Three Father’s Days, three different dates.
Germany’s was May 14, Ascension Day, a Thursday, already past. Switzerland is June 7, which is four days away and effectively past the print window. Austria is June 14. France is June 21.
If you’re in Austria or France and haven’t ordered anything, you have options. A printed book of your kid’s drawings can still arrive in time. Here’s what the timeline actually looks like.
Austria: ten days left
Ten days is tight for a printed book. It works if you act this week.
Standard production for a Scribbly book takes two to three business days, and shipping to Austria runs five to seven days after that. Order by Friday, June 6, and you should have it in hand by June 14 with a day or two to spare. Wait until the weekend and you’re depending on everything going perfectly.
What you need before you open the app: six to twelve drawings, photographed. If your kid draws regularly, you almost certainly have these scattered through your camera roll. The drawing they brought home from Kindergarten last week. The family portrait from February. The thing they made that neither of you can identify but both agree is good.
If the photos exist, assembly takes about 20 minutes. Upload, let background removal handle the kitchen table, arrange the pages, order. The thing that takes longest is usually deciding on the sequence.
France: seventeen days left
France’s Fête des Pères is June 21. With seventeen days, there’s no scramble.
The practical deadline for a comfortable buffer: order by June 14. Standard shipping to France from Gelato’s European print facilities is typically five to seven days. Order between June 15 and 17 and you’re watching the tracking link more closely than necessary, but it usually works out.
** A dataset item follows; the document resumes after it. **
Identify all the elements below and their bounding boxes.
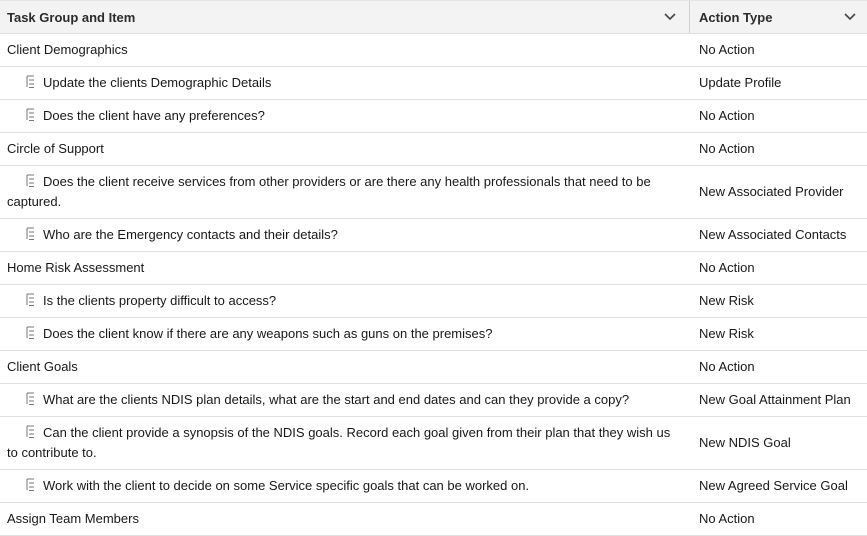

The longer window means you can do the selection properly. A Father’s Day book lands better when it has a point of view. Not every drawing in the folder, but the pieces that capture who your kid is right now. The five-year-old who draws everyone with specific hairdos. The three-year-old whose people are circles with legs.
Take the time. It shows.
The step people don’t expect to matter
Background removal.
A drawing photographed on the kitchen table still reads as a photo taken on a kitchen table. The same drawing with the background stripped reads as art, because that’s what it is. The difference is visible even in a small book format and it’s the thing that separates a book from a photo album.
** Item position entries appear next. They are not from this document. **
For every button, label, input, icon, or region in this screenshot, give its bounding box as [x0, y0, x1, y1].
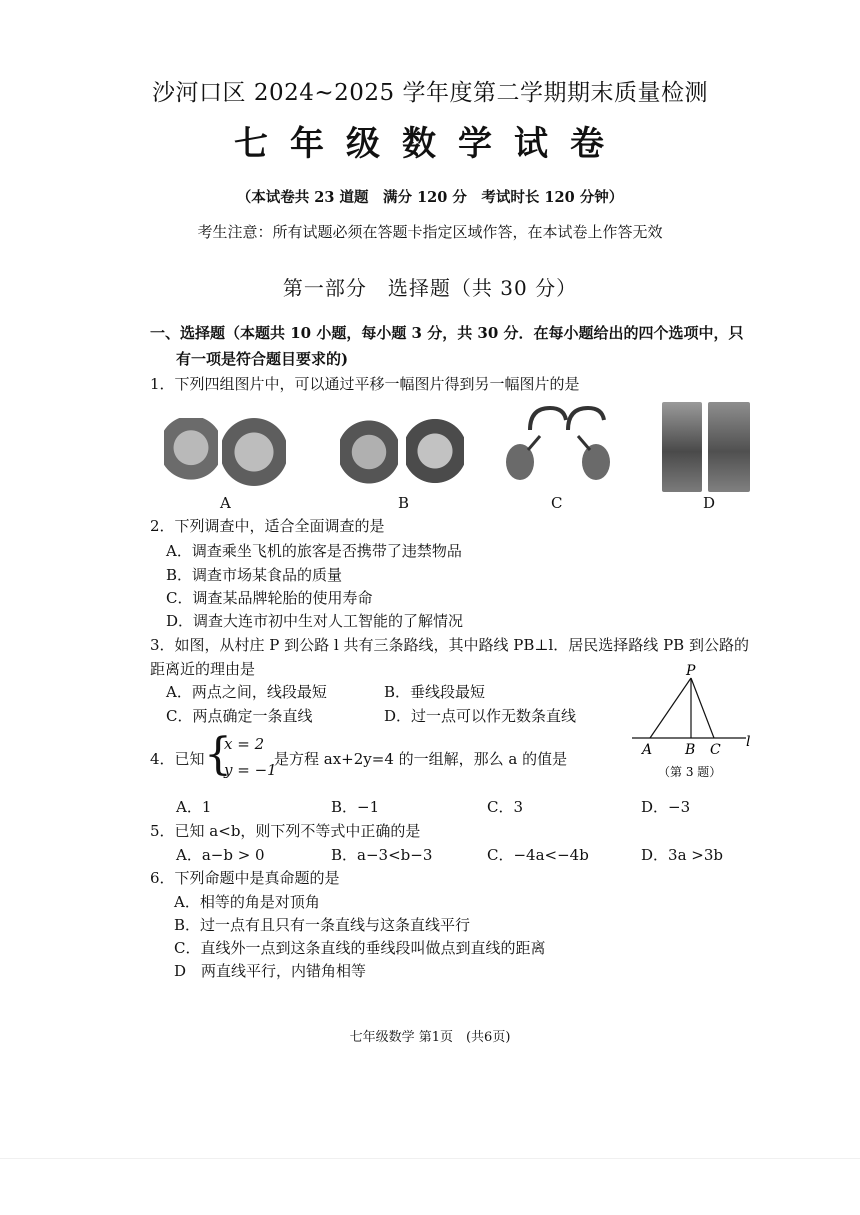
- q1-label-b: B: [398, 494, 410, 512]
- point-c-label: C: [710, 742, 721, 758]
- dragon-figures-icon: [500, 400, 620, 490]
- q3-option-d: D．过一点可以作无数条直线: [384, 707, 577, 725]
- warrior-portrait-icon: [662, 402, 702, 492]
- q6-option-c: C．直线外一点到这条直线的垂线段叫做点到直线的距离: [174, 939, 546, 957]
- q3-option-c: C．两点确定一条直线: [166, 707, 313, 725]
- face-left-icon: [340, 418, 398, 486]
- q6-option-d: D 两直线平行，内错角相等: [174, 962, 367, 980]
- q1-stem: 1．下列四组图片中，可以通过平移一幅图片得到另一幅图片的是: [150, 375, 580, 393]
- route-pa: [650, 678, 691, 738]
- q4-suffix: 是方程 ax+2y=4 的一组解，那么 a 的值是: [274, 750, 568, 768]
- left-brace-icon: {: [204, 729, 232, 780]
- q6-option-a: A．相等的角是对顶角: [174, 893, 320, 911]
- warrior-portrait-icon: [708, 402, 750, 492]
- q1-label-d: D: [703, 494, 716, 512]
- q3-option-b: B．垂线段最短: [384, 683, 486, 701]
- q2-option-b: B．调查市场某食品的质量: [166, 566, 343, 584]
- line-l-label: l: [746, 734, 751, 750]
- exam-header-title: 沙河口区 2024~2025 学年度第二学期期末质量检测: [152, 80, 708, 106]
- q4-option-d: D．−3: [641, 798, 691, 816]
- q3-stem-line2: 距离近的理由是: [150, 660, 256, 678]
- q2-option-c: C．调查某品牌轮胎的使用寿命: [166, 589, 373, 607]
- figure-caption: （第 3 题）: [658, 765, 722, 779]
- page-footer: 七年级数学 第1页 (共6页): [349, 1030, 511, 1045]
- q4-equation-y: y = −1: [224, 761, 277, 779]
- page-divider: [0, 1158, 860, 1159]
- part1-title: 第一部分 选择题（共 30 分）: [282, 276, 578, 300]
- part1-instruction-line1: 一、选择题（本题共 10 小题，每小题 3 分，共 30 分．在每小题给出的四个选项中，只: [150, 324, 744, 342]
- q3-option-a: A．两点之间，线段最短: [166, 683, 327, 701]
- face-right-icon: [406, 416, 464, 486]
- point-a-label: A: [642, 742, 653, 758]
- point-b-label: B: [685, 742, 696, 758]
- exam-notice: 考生注意：所有试题必须在答题卡指定区域作答，在本试卷上作答无效: [197, 223, 663, 241]
- q6-stem: 6．下列命题中是真命题的是: [150, 869, 340, 887]
- q3-stem-line1: 3．如图，从村庄 P 到公路 l 共有三条路线，其中路线 PB⊥l．居民选择路线 PB 到公路的: [150, 636, 749, 654]
- q5-option-c: C．−4a<−4b: [487, 846, 589, 864]
- point-p-label: P: [686, 663, 696, 679]
- part1-instruction-line2: 有一项是符合题目要求的): [176, 350, 349, 368]
- q2-option-a: A．调查乘坐飞机的旅客是否携带了违禁物品: [166, 542, 462, 560]
- q1-label-a: A: [220, 494, 231, 512]
- q5-option-a: A．a−b > 0: [176, 846, 265, 864]
- exam-info: （本试卷共 23 道题 满分 120 分 考试时长 120 分钟）: [236, 189, 624, 206]
- q6-option-b: B．过一点有且只有一条直线与这条直线平行: [174, 916, 471, 934]
- q4-option-b: B．−1: [331, 798, 380, 816]
- q5-option-b: B．a−3<b−3: [331, 846, 433, 864]
- route-pc: [691, 678, 714, 738]
- q3-figure: [628, 660, 758, 782]
- girl-head-icon: [222, 416, 286, 488]
- q4-equation-x: x = 2: [224, 735, 265, 753]
- q2-stem: 2．下列调查中，适合全面调查的是: [150, 517, 385, 535]
- q1-label-c: C: [551, 494, 563, 512]
- girl-head-icon: [164, 418, 218, 484]
- q5-option-d: D．3a >3b: [641, 846, 723, 864]
- q4-option-a: A．1: [176, 798, 212, 816]
- q5-stem: 5．已知 a<b，则下列不等式中正确的是: [150, 822, 421, 840]
- exam-subtitle: 七年级数学试卷: [234, 124, 626, 164]
- q4-option-c: C．3: [487, 798, 524, 816]
- q4-prefix: 4．已知: [150, 750, 205, 768]
- q2-option-d: D．调查大连市初中生对人工智能的了解情况: [166, 612, 464, 630]
- q1-image-row: [162, 412, 762, 492]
Scribbly removes backgrounds automatically when you upload a photo. You photograph the drawing, upload the image, and the app produces a clean version of the artwork on white. From there you arrange the pages and order. The tedious part, manually isolating the drawing from whatever was underneath it, doesn’t exist.
For more on photographing drawings in a way that actually works, see How to Photograph Kids’ Art (Without the Kitchen Table).
If you’re out of time
If you’re reading this the week of June 14 in Austria, or the week of June 21 in France, and you haven’t started: a printed book probably won’t make it.
Two things that still work:
A single large print. Pick the one drawing that most captures your kid right now. Print it large and frame it. Ships faster than a book, easier decision, and some dads prefer one right thing over twenty.
The phone album. Create a folder, add twenty drawings in chronological order, hand over the phone on the day. The progression from scribble to recognizable human is what makes this work, not the packaging.
What dads actually do with the books
Not what you’d expect.
The book doesn’t usually stay on the coffee table. It ends up somewhere more personal: a shelf in the home office, the nightstand, the glove compartment of the car. Sometimes it migrates to a desk at work, which is how three different colleagues have ended up explaining a photo book of their kid’s drawings to people they barely know.
The reaction on the day is rarely the thing that sticks. What sticks is the book being there six months later.
FAQ
Is ten days really enough to get a printed book to Austria by June 14?
Yes, if you order by Friday, June 6. Production takes two to three business days and standard shipping to Austria runs five to seven days. Cutting it any closer than June 6 removes the buffer and you’re depending on nothing going slightly wrong.
Do I need a lot of drawings?
Six drawings is enough for a small book. Eight to twelve is comfortable. You’re not trying to document the whole year, just the best pieces from what exists.
My kid is very young and mostly makes scribbles. Does that work?
Yes, particularly those. Scribbles on a clean white background look deliberate. Background removal helps because it removes the kitchen-table context that makes casual work look casual. What’s left is just what was drawn.
Can I get a book in time for Father’s Day in France?
Yes. Order by June 14 for a comfortable buffer with standard shipping. Ordering between June 15 and 17 usually works too, but you’re closer to the edge.